KOTA KINABALU, June 28 — The Malaysian government should urge the Philippines to set up a consulate in Sabah if it wants to put an end to any claim on the state whether from a government or alleged heirs of the defunct Sulu Sultanate, said a former state chief minister here.

Datuk Yong Teck Lee, who is also Sabah Progressive Party president, said that a consulate here in Sabah is a definitive way of ending the decades-old territorial claim on the state, previously known as North Borneo.

“To move the success forward and to once and for all put a definite end to the Philippines/Sulu claim to Sabah, the Malaysian government must do its utmost in getting the Philippines government to set up a consulate in Sabah.
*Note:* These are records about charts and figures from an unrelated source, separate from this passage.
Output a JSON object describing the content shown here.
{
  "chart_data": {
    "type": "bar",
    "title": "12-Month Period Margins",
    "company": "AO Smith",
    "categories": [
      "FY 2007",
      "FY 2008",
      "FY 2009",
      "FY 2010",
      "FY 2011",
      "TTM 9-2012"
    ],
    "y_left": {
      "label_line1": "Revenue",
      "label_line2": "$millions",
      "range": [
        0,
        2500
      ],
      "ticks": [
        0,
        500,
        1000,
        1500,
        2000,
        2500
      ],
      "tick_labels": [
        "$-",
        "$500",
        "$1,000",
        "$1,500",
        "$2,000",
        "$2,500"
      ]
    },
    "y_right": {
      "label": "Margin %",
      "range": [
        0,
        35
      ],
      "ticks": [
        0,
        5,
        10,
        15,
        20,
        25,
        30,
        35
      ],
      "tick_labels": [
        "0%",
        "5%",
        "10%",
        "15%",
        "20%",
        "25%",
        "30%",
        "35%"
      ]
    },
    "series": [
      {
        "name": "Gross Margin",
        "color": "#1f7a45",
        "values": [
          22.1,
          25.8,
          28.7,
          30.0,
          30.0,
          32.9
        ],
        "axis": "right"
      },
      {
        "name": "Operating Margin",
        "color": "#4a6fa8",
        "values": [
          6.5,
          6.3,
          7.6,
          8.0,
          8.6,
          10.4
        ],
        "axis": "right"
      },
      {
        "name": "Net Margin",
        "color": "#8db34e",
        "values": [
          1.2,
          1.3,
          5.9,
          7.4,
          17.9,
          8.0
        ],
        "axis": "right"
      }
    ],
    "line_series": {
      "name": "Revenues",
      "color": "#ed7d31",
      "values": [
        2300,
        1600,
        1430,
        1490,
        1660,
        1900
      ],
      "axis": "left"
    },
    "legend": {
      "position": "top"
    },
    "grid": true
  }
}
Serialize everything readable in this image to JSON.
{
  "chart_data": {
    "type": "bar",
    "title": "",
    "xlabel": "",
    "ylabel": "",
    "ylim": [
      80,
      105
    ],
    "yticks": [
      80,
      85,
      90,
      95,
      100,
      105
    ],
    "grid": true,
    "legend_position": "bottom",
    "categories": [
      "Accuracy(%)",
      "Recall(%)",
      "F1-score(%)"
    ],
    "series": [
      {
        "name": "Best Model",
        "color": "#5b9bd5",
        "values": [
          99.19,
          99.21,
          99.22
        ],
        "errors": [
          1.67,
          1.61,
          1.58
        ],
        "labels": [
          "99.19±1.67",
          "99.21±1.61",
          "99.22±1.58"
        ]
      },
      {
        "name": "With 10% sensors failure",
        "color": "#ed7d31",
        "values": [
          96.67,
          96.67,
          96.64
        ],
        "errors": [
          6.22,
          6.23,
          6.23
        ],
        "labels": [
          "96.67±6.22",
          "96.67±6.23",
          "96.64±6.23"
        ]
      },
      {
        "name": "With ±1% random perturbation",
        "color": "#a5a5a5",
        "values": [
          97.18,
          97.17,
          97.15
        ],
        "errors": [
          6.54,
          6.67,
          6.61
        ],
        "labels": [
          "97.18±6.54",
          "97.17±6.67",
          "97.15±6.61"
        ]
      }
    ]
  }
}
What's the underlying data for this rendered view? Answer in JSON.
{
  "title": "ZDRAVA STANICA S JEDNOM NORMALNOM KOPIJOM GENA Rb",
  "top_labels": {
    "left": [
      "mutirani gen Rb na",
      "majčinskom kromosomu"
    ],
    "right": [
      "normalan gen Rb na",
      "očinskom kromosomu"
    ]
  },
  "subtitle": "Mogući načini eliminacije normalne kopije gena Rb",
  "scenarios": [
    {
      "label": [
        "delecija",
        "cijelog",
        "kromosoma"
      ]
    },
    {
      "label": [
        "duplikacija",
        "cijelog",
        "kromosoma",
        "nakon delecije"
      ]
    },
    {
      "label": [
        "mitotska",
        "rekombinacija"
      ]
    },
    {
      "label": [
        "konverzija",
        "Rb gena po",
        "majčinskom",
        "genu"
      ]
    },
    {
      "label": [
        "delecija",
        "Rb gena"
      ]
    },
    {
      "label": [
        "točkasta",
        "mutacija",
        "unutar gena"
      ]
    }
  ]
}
“By setting up a Philippines consulate in Sabah, the Philippines would be telling its own people in the Philippines to forget about their fanciful claim to Sabah,” he said in a statement here.

Yong, who is also a nominated assemblyman under the current Gabungan Rakyat Sabah government, said that the many Filipinos residing in Sabah badly needed consular services in the state which is being denied by their government.

Sabah has never been owned or ruled by Sulu or the Philippines at any time in the history of Sulu or the Philippines. There is a questionable grant of January 22, 1878 by the British to the Sultanate but was seen as void because of the preceding grant between Brunei and the British on December 29, 1877.

Yong, welcoming the recent decision by The Hague’s Court of Appeal in Malaysia’s favour, said that it brought relief to Sabahans and that the case had backfired on the claimants and their financial backers.

But he said there is also absolutely no need to bring this Philippines/Sulu claim to the International Court of Justice (ICJ) because Malaysia has already successfully defeated the attempt by the Philippines to bring its claim to the ICJ via the Pulau Ligitan/Sipadan case in 2001.

“The ICJ had ruled that the Philippines had failed to show that it has ‘an interest of a legal nature’ on the Ligitan/Sipadan case. The Philippines had attempted to intervene in the Ligitan/Sipadan case between Malaysia and Indonesia by saying that they (Philippines) owned the Ligitan/Sipadan islands by virtue of their claim on Sabah. That adventure by the Philippines was thrown out by the ICJ (in 2001),” he said.

“The Malaysian government must show to the Philippines/Sulu people that it is also in their own interests to stop their futile behaviour of claiming Sabah. Let the good neighbourly win-win relationship between Malaysian Sabah and Philippines Bangsamoro prosper together in peace,” he said.